Researchers find that migraine imposes substantial economic burden in US

By Liz Meszaros, MDLinx
Published March 5, 2018


Key Takeaways

Not surprisingly, researchers have found that migraine patients have higher direct and indirect health-care costs than those without migraine. They published their results in Headache: The Journal of Head and Face Pain.

“Results from this real-world assessment of the economic burden of migraine suggest that migraine imposes a substantial direct and indirect cost burden in the United States,” noted the authors, led by Machaon Bonafede, PhD, MPH, Truven Health Analytics, Cambridge, MA.

With a large, nationally representative sample of commercially insured patients in the United States, Dr. Bonafede and colleagues sought to give a contemporary estimate of the burden of migraine by calculating both direct and indirect costs, and to compare the health-care costs of migraine patients with a matched group of patients without migraine.

The researchers enrolled patients within the Truven Health Market Scan Research Databases from January 2008-June 2013 into the retrospective, observational study. They matched 71,742 migraine patients 1:1 to patients without migraine for demographics and index date. Migraine patients were categorized into three groups:

  • Patients taking either acute or preventive medications (n=45,632);
  • Patients taking both acute and preventive medications (n=14,941); and
  • Patients who were not treated (n=11,169).

During a 12-month follow-up period, researchers calculated direct health-care use and costs and indirect costs between patients with and without migraine.

Annual direct plus indirect costs in migraine patients were $8,924 higher compared with those without migraine, mean annual direct all-cause health-care costs were $6,575 higher ($11,010 vs $4436, respectively; P < 0.01), as were total mean annual indirect costs by $2,350 ($11,294 vs $8,945).
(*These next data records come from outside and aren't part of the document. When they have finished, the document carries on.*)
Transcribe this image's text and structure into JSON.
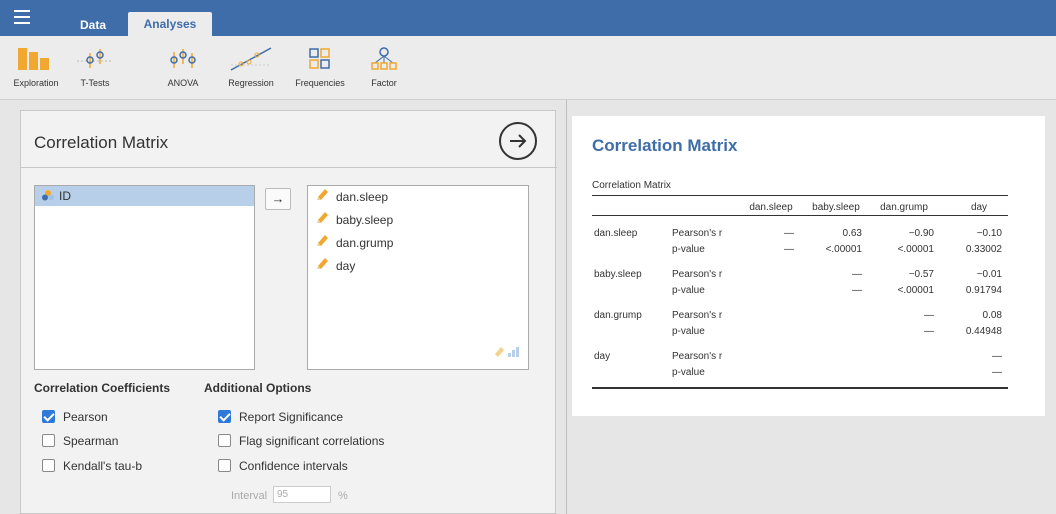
{
  "topbar": {
    "tabs": [
      {
        "label": "Data"
      },
      {
        "label": "Analyses"
      }
    ]
  },
  "ribbon": {
    "items": [
      {
        "label": "Exploration",
        "icon": "exploration-icon"
      },
      {
        "label": "T-Tests",
        "icon": "ttests-icon"
      },
      {
        "label": "ANOVA",
        "icon": "anova-icon"
      },
      {
        "label": "Regression",
        "icon": "regression-icon"
      },
      {
        "label": "Frequencies",
        "icon": "frequencies-icon"
      },
      {
        "label": "Factor",
        "icon": "factor-icon"
      }
    ]
  },
  "options": {
    "title": "Correlation Matrix",
    "source_vars": [
      {
        "name": "ID"
      }
    ],
    "move_arrow": "→",
    "selected_vars": [
      {
        "name": "dan.sleep"
      },
      {
        "name": "baby.sleep"
      },
      {
        "name": "dan.grump"
      },
      {
        "name": "day"
      }
    ],
    "coefficients": {
      "heading": "Correlation Coefficients",
      "items": [
        {
          "label": "Pearson",
          "checked": true
        },
        {
          "label": "Spearman",
          "checked": false
        },
        {
          "label": "Kendall's tau-b",
          "checked": false
        }
      ]
    },
    "additional": {
      "heading": "Additional Options",
      "items": [
        {
          "label": "Report Significance",
          "checked": true
        },
        {
          "label": "Flag significant correlations",
          "checked": false
        },
        {
          "label": "Confidence intervals",
          "checked": false
        }
      ]
    },
    "interval": {
      "label": "Interval",
      "value": "95",
      "unit": "%"
    }
  },
  "results": {
    "title": "Correlation Matrix",
    "table": {
      "caption": "Correlation Matrix",
      "columns": [
        "dan.sleep",
        "baby.sleep",
        "dan.grump",
        "day"
      ],
      "rows": [
        {
          "var": "dan.sleep",
          "r": [
            "—",
            "0.63",
            "−0.90",
            "−0.10"
          ],
          "p": [
            "—",
            "<.00001",
            "<.00001",
            "0.33002"
          ]
        },
        {
          "var": "baby.sleep",
          "r": [
            "",
            "—",
            "−0.57",
            "−0.01"
          ],
          "p": [
            "",
            "—",
            "<.00001",
            "0.91794"
          ]
        },
        {
          "var": "dan.grump",
          "r": [
            "",
            "",
            "—",
            "0.08"
          ],
          "p": [
            "",
            "",
            "—",
            "0.44948"
          ]
        },
        {
          "var": "day",
          "r": [
            "",
            "",
            "",
            "—"
          ],
          "p": [
            "",
            "",
            "",
            "—"
          ]
        }
      ],
      "stat_labels": {
        "r": "Pearson's r",
        "p": "p-value"
      }
    }
  },
  "colors": {
    "topbar": "#3e6da9",
    "accent": "#2f7ad8",
    "selection": "#b8cfea",
    "ribbon_icon": "#f0a830"
  }
}
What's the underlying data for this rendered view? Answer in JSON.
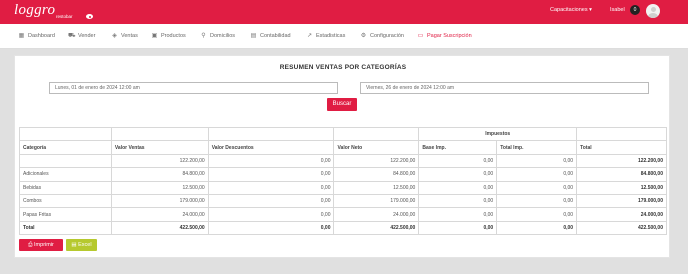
{
  "brand": {
    "logo": "loggro",
    "logo_sub": "restobar"
  },
  "topbar": {
    "capacitaciones": "Capacitaciones",
    "user": "Isabel",
    "badge": "0"
  },
  "nav": [
    {
      "label": "Dashboard",
      "icon": "grid-icon"
    },
    {
      "label": "Vender",
      "icon": "cart-icon"
    },
    {
      "label": "Ventas",
      "icon": "tag-icon"
    },
    {
      "label": "Productos",
      "icon": "box-icon"
    },
    {
      "label": "Domicilios",
      "icon": "bike-icon"
    },
    {
      "label": "Contabilidad",
      "icon": "calendar-icon"
    },
    {
      "label": "Estadisticas",
      "icon": "trend-icon"
    },
    {
      "label": "Configuración",
      "icon": "gear-icon"
    },
    {
      "label": "Pagar Suscripción",
      "icon": "card-icon"
    }
  ],
  "report": {
    "title": "RESUMEN VENTAS POR CATEGORÍAS",
    "date_from": "Lunes, 01 de enero de 2024 12:00 am",
    "date_to": "Viernes, 26 de enero de 2024 12:00 am",
    "search_button": "Buscar",
    "group_header": "Impuestos",
    "columns": [
      "Categoría",
      "Valor Ventas",
      "Valor Descuentos",
      "Valor Neto",
      "Base Imp.",
      "Total Imp.",
      "Total"
    ],
    "rows": [
      [
        "",
        "122.200,00",
        "0,00",
        "122.200,00",
        "0,00",
        "0,00",
        "122.200,00"
      ],
      [
        "Adicionales",
        "84.800,00",
        "0,00",
        "84.800,00",
        "0,00",
        "0,00",
        "84.800,00"
      ],
      [
        "Bebidas",
        "12.500,00",
        "0,00",
        "12.500,00",
        "0,00",
        "0,00",
        "12.500,00"
      ],
      [
        "Combos",
        "179.000,00",
        "0,00",
        "179.000,00",
        "0,00",
        "0,00",
        "179.000,00"
      ],
      [
        "Papas Fritas",
        "24.000,00",
        "0,00",
        "24.000,00",
        "0,00",
        "0,00",
        "24.000,00"
      ]
    ],
    "total_row": [
      "Total",
      "422.500,00",
      "0,00",
      "422.500,00",
      "0,00",
      "0,00",
      "422.500,00"
    ],
    "print_button": "Imprimir",
    "excel_button": "Excel"
  }
}
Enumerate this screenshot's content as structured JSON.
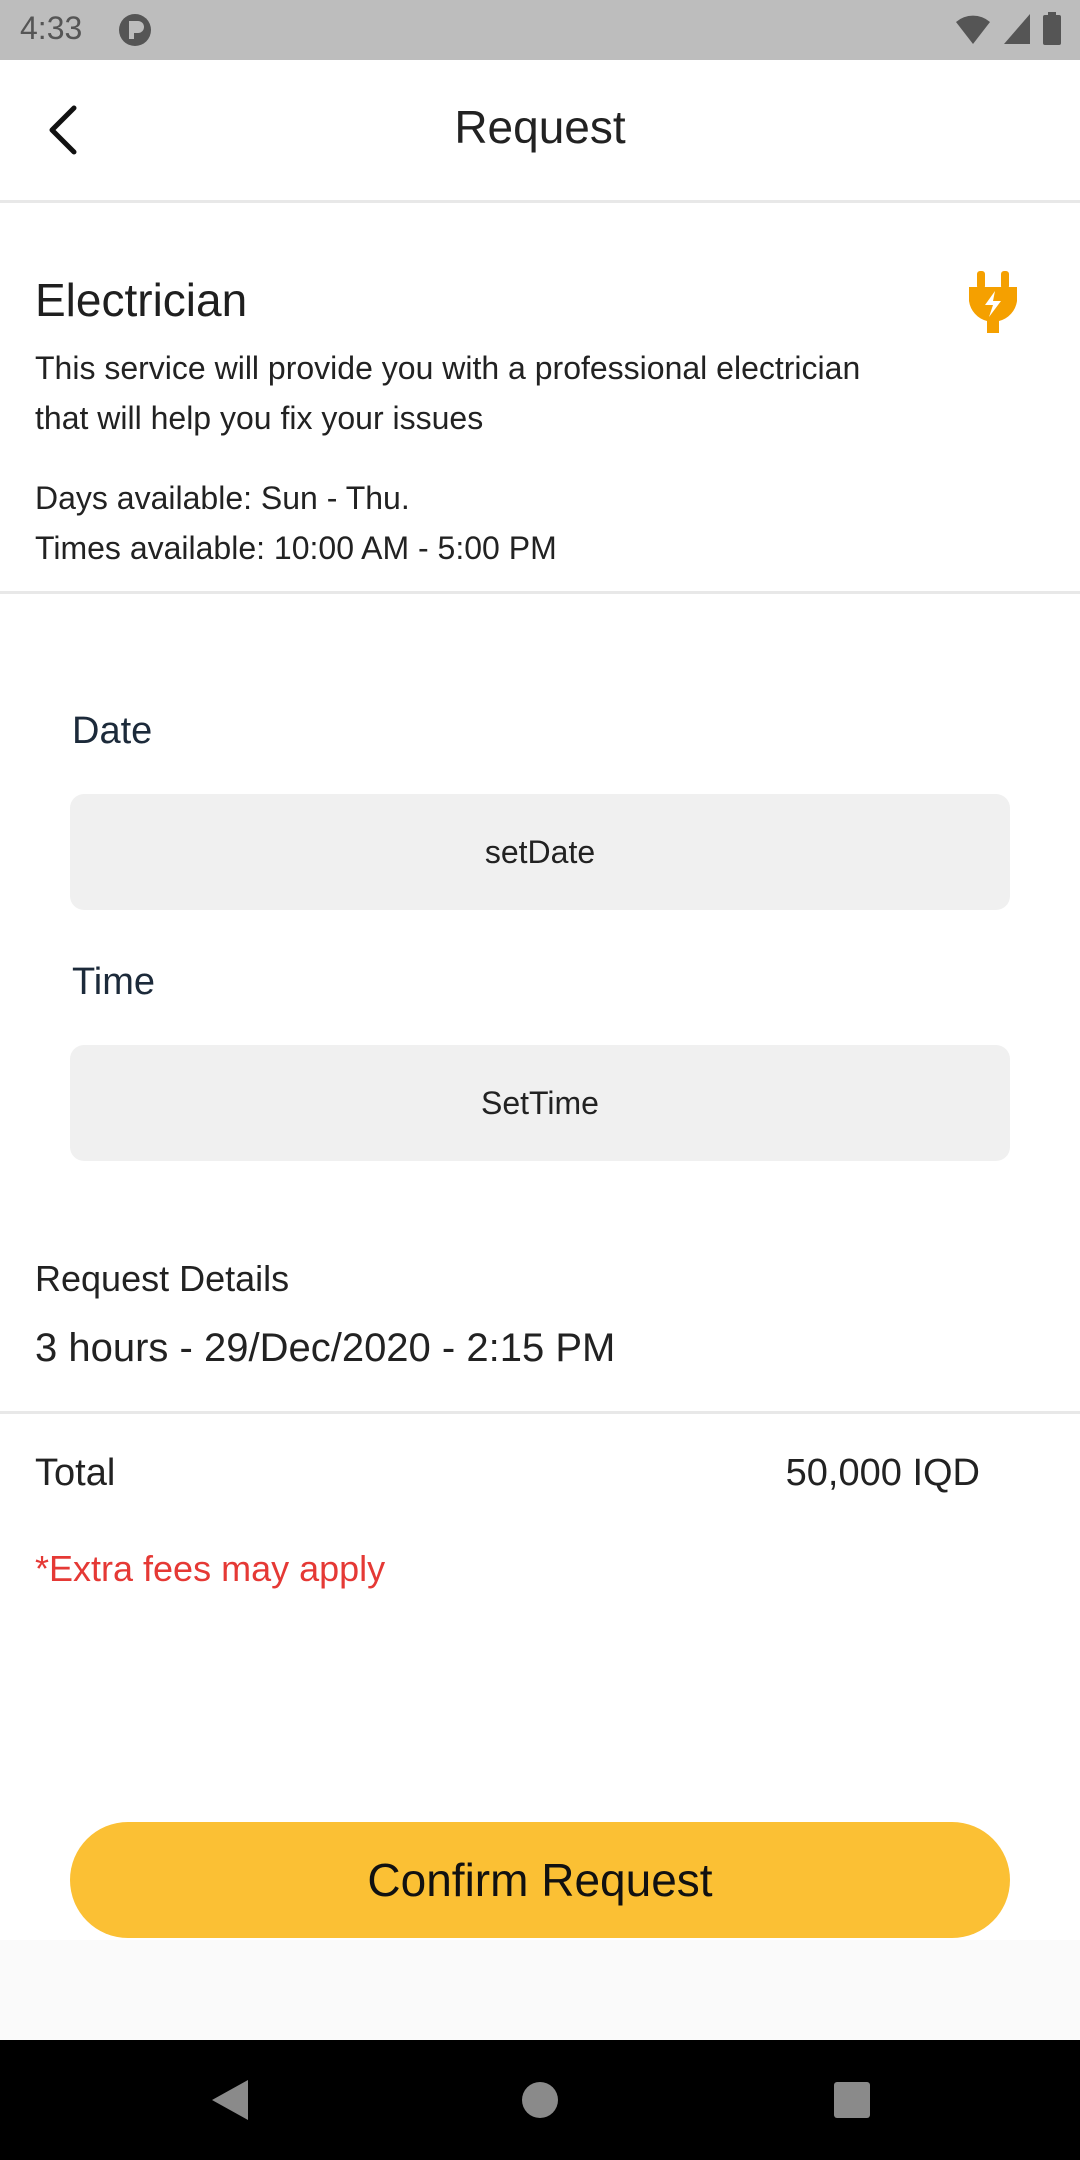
{
  "status_bar": {
    "time": "4:33",
    "icons": [
      "app-notification-icon",
      "wifi-icon",
      "signal-icon",
      "battery-icon"
    ]
  },
  "app_bar": {
    "title": "Request",
    "back_icon": "chevron-left-icon"
  },
  "service": {
    "name": "Electrician",
    "icon": "plug-icon",
    "icon_color": "#f5a000",
    "description": "This service will provide you with a professional electrician that will help you fix your issues",
    "days_available": "Days available: Sun - Thu.",
    "times_available": "Times available: 10:00 AM - 5:00 PM"
  },
  "form": {
    "date_label": "Date",
    "date_value": "setDate",
    "time_label": "Time",
    "time_value": "SetTime"
  },
  "request_details": {
    "title": "Request Details",
    "value": "3 hours - 29/Dec/2020 - 2:15 PM"
  },
  "total": {
    "label": "Total",
    "value": "50,000 IQD"
  },
  "fees_note": "*Extra fees may apply",
  "confirm_button": {
    "label": "Confirm Request",
    "color": "#fbc034"
  },
  "nav_bar": {
    "icons": [
      "back-triangle-icon",
      "home-circle-icon",
      "recents-square-icon"
    ]
  }
}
Researchers also found that migraine patients were twice as likely to use opioids than those without migraines (45.5% vs 21.9%, respectively; P < 0.01). In patients treated with opioids, migraine patients received 1.8 times the number of prescriptions per patients than those without migraine (4.9 vs 2.7; P < 0.01).

Upon adjustment for baseline demographics and clinical characteristics, researchers found that the 16.0% of migraine patients treated with either acute or preventive migraine medications were significantly less likely to have short-term disability claims than untreated patients. In contrast, 20.6% of those treated with both acute and preventive migraine medications and 14.4% of untreated migraine patients had short-term disability.

Despite this, migraine patients had 1.94 times the odds of having a short-term disability claim compared with their matched counterparts without migraine (16.7% vs 6.7%; 95% CI: 1.83-2.05; P < 0.01).

“Compared to matched nonmigraine patients, migraine patients were more likely to have work loss and longer periods of work loss, leading to significantly higher indirect costs. Migraine patients also had higher levels of health-care utilization, despite the relatively stable prevalence of migraine and the available acute and preventive treatment options for migraine management,” concluded the researchers.

This study was funded by Amgen Inc. and conducted by Truven Health Analytics, an IBM Company, USA.